Hinter die Bilder schauen

Der Medienwissenschaftler Dr. Bernd Zywietz schildert Machart und Wirkungsweise von extremistischer Propaganda im Netz und wie man sie bekämpfen kann.



Videodokumentation

Playlist der Vorträge der Abendveranstaltung „Mediale (Selbst-)Inszenierung in extremistischer Propaganda: Was ExtremistInnen mit Bildern, Worten und Tönen tun“ (8.7.2021) und des Fachtags „Die Rolle der Medien bei Radikalisierung und Prävention“ (9.7.2021)
 

 

Bernd Zywietz leitet seit 2020 den Bereich Extremismus bei Jugendschutz.net.
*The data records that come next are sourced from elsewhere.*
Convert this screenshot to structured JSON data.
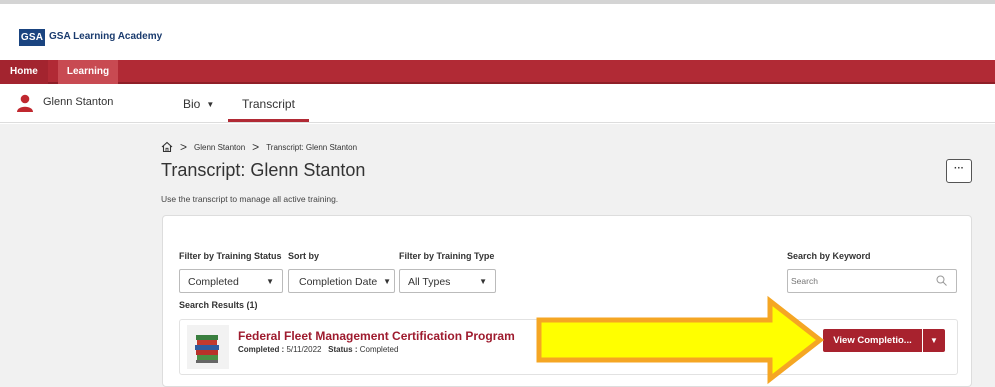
{
  "brand": {
    "logo_text": "GSA",
    "name": "GSA Learning Academy"
  },
  "nav": {
    "home": "Home",
    "learning": "Learning"
  },
  "user": {
    "name": "Glenn Stanton"
  },
  "tabs": {
    "bio": "Bio",
    "bio_caret": "▼",
    "transcript": "Transcript"
  },
  "breadcrumb": {
    "sep": ">",
    "items": [
      "Glenn Stanton",
      "Transcript: Glenn Stanton"
    ]
  },
  "page": {
    "title": "Transcript: Glenn Stanton",
    "description": "Use the transcript to manage all active training.",
    "more_label": "···"
  },
  "filters": {
    "status_label": "Filter by Training Status",
    "status_value": "Completed",
    "sort_label": "Sort by",
    "sort_value": "Completion Date",
    "type_label": "Filter by Training Type",
    "type_value": "All Types",
    "caret": "▼",
    "keyword_label": "Search by Keyword",
    "keyword_placeholder": "Search"
  },
  "results": {
    "label": "Search Results (1)",
    "items": [
      {
        "title": "Federal Fleet Management Certification Program",
        "completed_label": "Completed :",
        "completed_date": "5/11/2022",
        "status_label": "Status :",
        "status_value": "Completed",
        "action_label": "View Completio...",
        "action_caret": "▼"
      }
    ]
  },
  "colors": {
    "brand_red": "#b12a35",
    "button_red": "#a8222e",
    "title_red": "#9e1b2e",
    "logo_blue": "#1a4480",
    "arrow_fill": "#ffff00",
    "arrow_stroke": "#f5a623"
  }
}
Der promovierte Film- und Medienwissenschaftler aus Mainz, betrachtete in seinem Vortrag das Thema „mediale Selbstinszenierung in extremistischer Propaganda“ aus unterschiedlichen Perspektiven. Und er weiß zu unterscheiden zwischen populistischer und extremistischer Propaganda und hate speech. An Beispielen, die vom IS bis zu den Querdenker reichten, belegte er zudem die große Bandbreite bei diesem heterogenen Thema.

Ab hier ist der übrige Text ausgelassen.